Metteures en scène d'ici et d'ailleurs

19 Mars 2007 à 0H00

«Si c'était à refaire... je ne le referais pas!», affirme en riant Josette Féral à propos de Voix de femmes, troisième tome de sa série d'entretiens intitulée Mise en scène et jeu de l'acteur (Québec Amérique). L'ouvrage de 574 pages a nécessité huit années de travail à la professeure de l'École supérieure de théâtre et ses collaborateurs, afin de recueillir, retranscrire, faire approuver, corriger puis éditer les témoignages de 29 metteures en scène provenant de 14 pays. Au coeur de ces entretiens : l'évolution du métier et le fait d'être une femme dans un univers encore majoritairement composé d'hommes.

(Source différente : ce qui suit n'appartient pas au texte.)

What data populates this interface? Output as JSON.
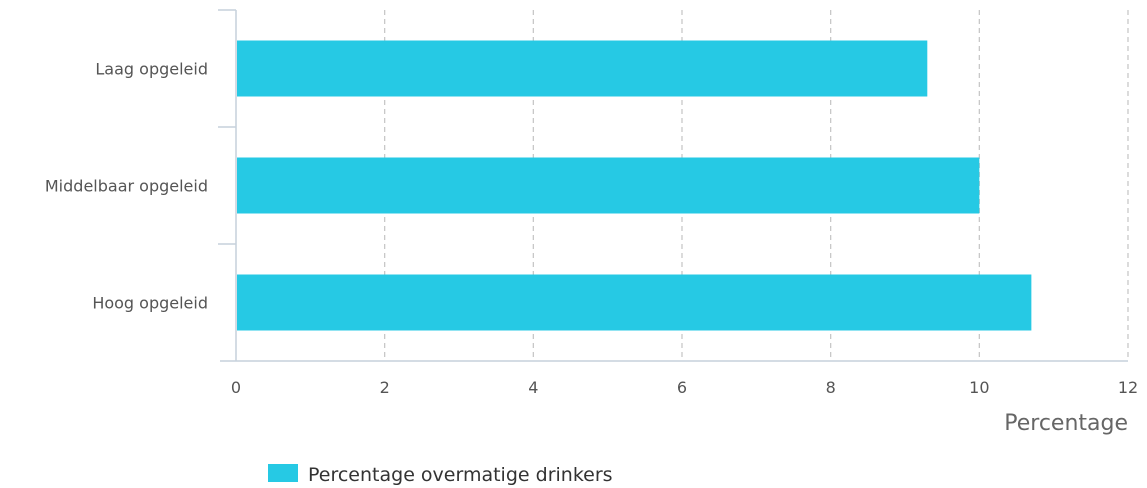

À ce jour, aucun ouvrage n'avait été consacré aux metteures en scène, même si celles-ci composent près de 30 % de la profession sur la scène occidentale. «Elles ne sont pas toutes reconnues internationalement, mais elles sont très connues dans leur pays», précise Mme Féral à propos des femmes qu'elle a interrogées et qui sont âgées de 35 à 75 ans. «Nos entretiens traversent donc les générations, les cultures, les esthétiques et les langues, et ils témoignent de diverses expériences de vie», écrit-elle en avant-propos.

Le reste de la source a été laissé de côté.